Reflections on Farrakhan's Alabama Eschatology


While recently speaking at Alabama A&M University (a traditionally black institute of higher education), Minister Louis Farrakhan offered some novel theological insight. Farrakhan contends that the people of Israel would listen to neither Elijah the Prophet nor Jesus of Nazareth because of the way they look. Farrakhan contends that "[Y]ou are not trained to accept wisdom from a black person no matter how wise that black man is... Jesus was a black man." In fact, the Minister Farrakhan goes further and postulates: If Elijah was at the door and he was black, you would call 911 and say there’s a n****r at the door, claiming he’s Elijah! Send the police!”





Farrakhan, as a spiritual leader of the Nation of Islam, believes that Jesus' submission to the Lord's will means that He was a Muslim. “Because Jesus said ‘Not My will, but Thy will.’ You know what we call that in Arabic? Islam. He was a Muslim.” Of course, a Muslim would not think that Issa was the Son of God or that his Crucifixion was a Sacramental Death for the remission of the world's sins.

While it is not surprising that a minister professing Islam would claim Jesus as a Muslim prophet, Farrakhan's obsession with race colors his world view and sounds confrontational instead of ecumenically oriented to serving others. Farrakhan's fervent voice in the wilderness echoes the klaxon calls from Reverend Jeremiah Wright's black liberation theology, which the pastor emeritus of Trinity United Church of Christ (where President Obama attended for twenty years on Chicago's South Side) inveighed against injustice which was charged against Caucasians.

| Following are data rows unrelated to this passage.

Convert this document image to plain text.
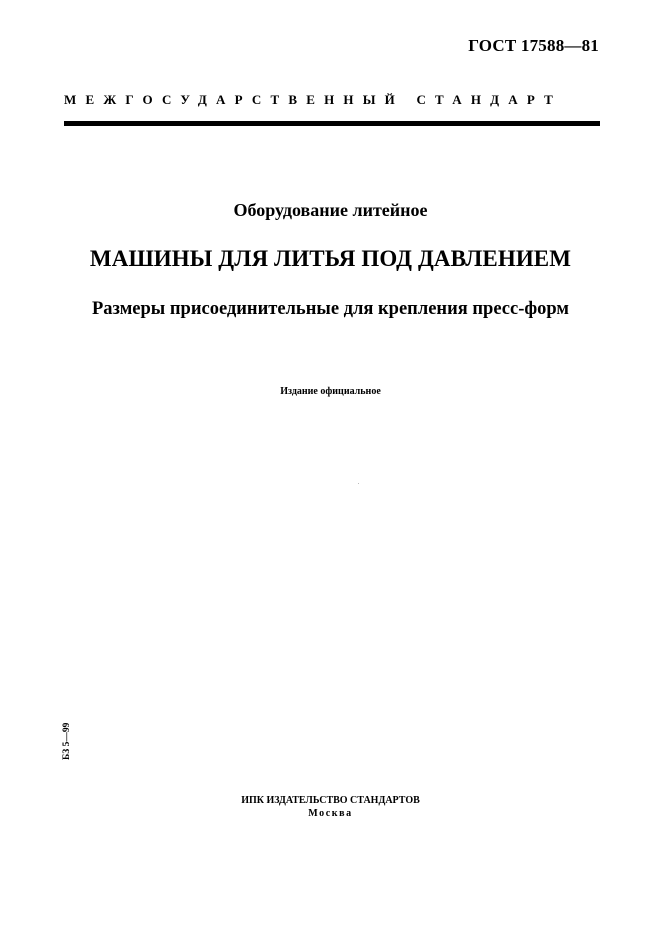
ГОСТ 17588—81
МЕЖГОСУДАРСТВЕННЫЙ СТАНДАРТ
Оборудование литейное
МАШИНЫ ДЛЯ ЛИТЬЯ ПОД ДАВЛЕНИЕМ
Размеры присоединительные для крепления пресс-форм
Издание официальное
БЗ 5—99
ИПК ИЗДАТЕЛЬСТВО СТАНДАРТОВ
Москва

Louis Farrakhan has often been at the edge of civil society with his race conscious jeremiads. But as we enter an era of racial tension and unrest, it is sad that no prominent black religious self-appointed leaders have spoken up against the inflammatory incitements. In fact, the Reverend Al Sharpton has used the Trayvon Martin tragedy to stoke the fires of race.

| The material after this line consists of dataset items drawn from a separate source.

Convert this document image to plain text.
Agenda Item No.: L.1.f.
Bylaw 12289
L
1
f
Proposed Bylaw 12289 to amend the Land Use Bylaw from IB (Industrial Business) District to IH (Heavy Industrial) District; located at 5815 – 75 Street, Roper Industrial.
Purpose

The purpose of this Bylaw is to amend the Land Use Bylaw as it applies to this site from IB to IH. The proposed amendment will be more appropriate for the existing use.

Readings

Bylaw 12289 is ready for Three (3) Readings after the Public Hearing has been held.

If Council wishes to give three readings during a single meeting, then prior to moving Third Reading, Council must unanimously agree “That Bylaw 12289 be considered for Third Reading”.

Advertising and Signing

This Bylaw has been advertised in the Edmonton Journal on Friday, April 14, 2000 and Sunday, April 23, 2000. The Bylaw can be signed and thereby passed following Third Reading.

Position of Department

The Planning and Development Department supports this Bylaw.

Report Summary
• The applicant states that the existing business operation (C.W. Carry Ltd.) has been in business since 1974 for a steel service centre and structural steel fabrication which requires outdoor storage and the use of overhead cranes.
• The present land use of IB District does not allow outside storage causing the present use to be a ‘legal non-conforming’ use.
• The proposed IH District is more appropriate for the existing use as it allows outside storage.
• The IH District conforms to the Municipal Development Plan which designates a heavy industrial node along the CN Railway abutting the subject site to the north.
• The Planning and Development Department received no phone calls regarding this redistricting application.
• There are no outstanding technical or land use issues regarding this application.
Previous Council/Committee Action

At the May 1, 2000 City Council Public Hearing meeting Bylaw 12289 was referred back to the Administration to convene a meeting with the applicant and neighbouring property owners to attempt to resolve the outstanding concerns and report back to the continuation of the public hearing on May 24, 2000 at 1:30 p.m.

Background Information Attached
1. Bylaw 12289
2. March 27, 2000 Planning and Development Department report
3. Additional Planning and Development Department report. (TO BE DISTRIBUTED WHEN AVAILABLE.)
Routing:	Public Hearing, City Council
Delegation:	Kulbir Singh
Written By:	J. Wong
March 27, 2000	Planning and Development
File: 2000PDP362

Martin Luther King observed. “In the end we will remember not the words of our enemies but the silence of our friends” But ask Malcolm X what happens when you stray from the right way of the Nation of Islam.

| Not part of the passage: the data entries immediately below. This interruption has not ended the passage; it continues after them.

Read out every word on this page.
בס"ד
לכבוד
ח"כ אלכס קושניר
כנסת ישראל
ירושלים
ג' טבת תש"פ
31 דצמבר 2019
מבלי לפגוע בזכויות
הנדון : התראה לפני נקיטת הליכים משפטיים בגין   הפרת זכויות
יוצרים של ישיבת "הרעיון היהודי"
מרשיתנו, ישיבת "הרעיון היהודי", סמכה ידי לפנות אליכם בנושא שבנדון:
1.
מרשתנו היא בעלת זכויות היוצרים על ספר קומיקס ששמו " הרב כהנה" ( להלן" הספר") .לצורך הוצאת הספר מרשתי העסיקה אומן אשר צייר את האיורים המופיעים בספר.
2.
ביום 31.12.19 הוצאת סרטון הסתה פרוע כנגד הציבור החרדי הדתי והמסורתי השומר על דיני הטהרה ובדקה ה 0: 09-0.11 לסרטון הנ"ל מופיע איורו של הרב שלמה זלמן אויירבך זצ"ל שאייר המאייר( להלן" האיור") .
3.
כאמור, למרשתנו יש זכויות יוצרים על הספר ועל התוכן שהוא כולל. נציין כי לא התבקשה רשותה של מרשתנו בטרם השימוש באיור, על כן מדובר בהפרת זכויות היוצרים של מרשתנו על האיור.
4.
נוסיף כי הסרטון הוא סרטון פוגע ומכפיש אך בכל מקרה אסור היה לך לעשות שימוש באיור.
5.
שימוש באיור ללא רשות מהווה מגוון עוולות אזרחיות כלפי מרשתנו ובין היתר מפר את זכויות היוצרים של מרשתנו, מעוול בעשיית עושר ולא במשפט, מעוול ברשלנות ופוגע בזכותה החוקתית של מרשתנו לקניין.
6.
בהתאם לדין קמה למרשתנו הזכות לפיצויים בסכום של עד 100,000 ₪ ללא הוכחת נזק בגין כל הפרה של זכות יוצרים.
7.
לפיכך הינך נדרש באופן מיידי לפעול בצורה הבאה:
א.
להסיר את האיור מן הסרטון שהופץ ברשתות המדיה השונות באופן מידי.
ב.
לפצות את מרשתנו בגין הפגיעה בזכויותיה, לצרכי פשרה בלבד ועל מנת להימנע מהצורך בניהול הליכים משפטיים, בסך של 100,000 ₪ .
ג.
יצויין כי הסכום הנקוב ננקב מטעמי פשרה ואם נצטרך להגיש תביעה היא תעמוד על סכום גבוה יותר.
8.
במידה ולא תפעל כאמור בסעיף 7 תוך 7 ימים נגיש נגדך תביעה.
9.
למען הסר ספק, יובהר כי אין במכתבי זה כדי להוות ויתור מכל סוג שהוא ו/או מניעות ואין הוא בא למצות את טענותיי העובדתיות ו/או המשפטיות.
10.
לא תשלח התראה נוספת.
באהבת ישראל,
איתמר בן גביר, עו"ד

Is that how we should live our lives in America? Chaffing from coercion from the state in how we practice our spiritual lives and cowering from bigoted bullies? The Easter Message is to “Be Not Afraid.”

After Cardinal Timothy Dolan (Catholic Archbishop of New York) was elevated to the College of Cardinals in February, he noted that they wear red because it is the color of martyrs, hence they should not be afraid to stand up for their faith to the point of suffering a martyr's death  . May it not come to that, but I hope that spiritual leaders will take their mission seriously and proclaim the gospel of the New Testament between God and man.   In this day and age, the good news  would be most welcomed.